Il produttore indie-pop, Lawrence Rothman (Marissa Nadler, Angel Olsen, Soccer Mommy, Kim Gordon, etc) ha compiuto un perfetto lavoro di bilanciamento, fondendo il suono di un violino crudo e vivido e liriche spesso aspre, con il lato poetico della Shires ed echi della tradizione, senza, però, dimenticare la direzione presa da alcuni giovani musicisti, che si spingono oltre i confini più tradizionali del country. "Stupid Love" è, così, un giocoso pezzo soul illuminato da un caldo arrangiamento di fiati, e il risultato è un numero sbarazzino che può richiamare alla mente Kacey Musgraves, mentre "Lonely At Night" è una ballata scintillante, che pesca il proprio abito nell’armadio del pop seventies.
Se questi sono brani davvero inusuali per chi arriva da Nashville, la morbida "Empty Cups", cantata in coppia con l’amica Maren Morris, riporta in luce la tradizione con una melodia forse prevedibile, ma sicuramente efficacissima.
E’ un episodio, però, perché la Shires, come detto, intende sovvertire le regole e scardinare la visione maschilista che vede la donna solo come moglie e madre.

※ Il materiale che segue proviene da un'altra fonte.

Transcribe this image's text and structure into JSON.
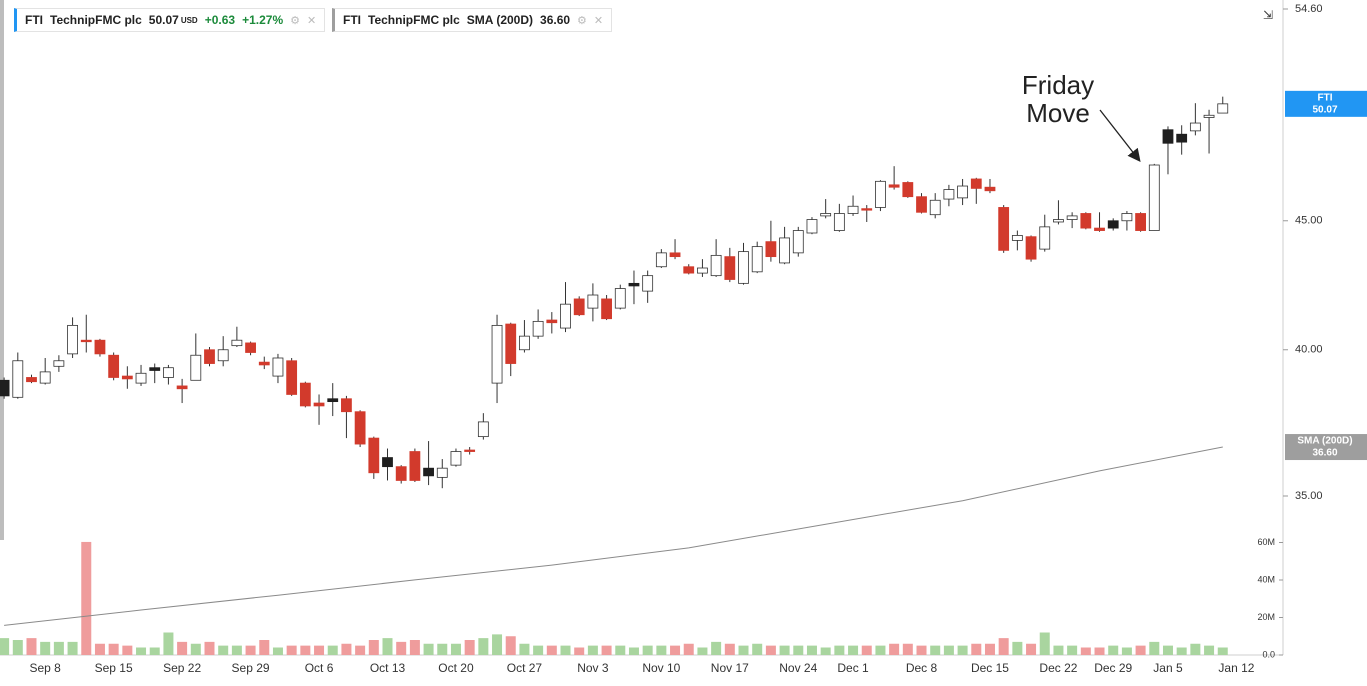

Nella frizzante "Here He Comes" parla di un amore occasionale, così come in "Bad Behavior", che si avvale di qualche inserto di elettronica e un breve accenno rap, la sua voce maliziosa canta di libertà sessuale senza pudori: “Non so se ti voglio, ma forse sì, Forse è la mia natura, Forse mi piacciono gli estranei. E se lo facessi?”.
La Shires, però, oltre a provocare, è anche in grado di autentica poesia, come avviene nella malinconica ballata "Fault Lines", che racconta di un momento difficile del suo matrimonio (Jason Isbell è qui presente alla chitarra in molti pezzi), in modo onesto e sorprendentemente semplice, frammenti di vita vissuta, che si ricompongono nella più onesta delle ammissioni, il dubbio: "Potresti dire che è tutta colpa mia / Non siamo riusciti ad andare d'accordo / E se qualcuno me lo chiede dirò ciò che è vero / E in realtà è: non lo so.”.
Da qualunque lato lo si guardi, Take It Like A Man, non certifica solo l’alto livello di ispirazione di una musicista che cerca di innovare, ma soprattutto evidenzia il modo diretto in cui la Shires sa raccontare e raccontarsi, senza filtri a mediare, senza menzogne che accomodino il disagio, la rabbia o il dolore, senza eccessi che accompagnano il suo schierarsi, sempre tenace. Se il femminismo implicito nel titolo invita la donna allo stoicismo per superare le barriere di genere, la Shires riesce essere al contempo assai fragile e vulnerabile, dal momento che non teme affermare come il desiderio di autonomia è ondivago e cambia con il cambiare della vita e delle stagioni. Una tendenza alla libertà ma anche un desiderio d’amore da cui non è possibile smarcarsi tanto facilmente. “Potresti essere la mia rovina, ma io mi ci stendo sopra”, canta in "Stupid Love". Perché anche una donna forte, talvolta, fa cose stupide, come innamorarsi di chi non dovrebbe. E’ la vita, è il mistero dell’amore, e non ci sono regole che tengano.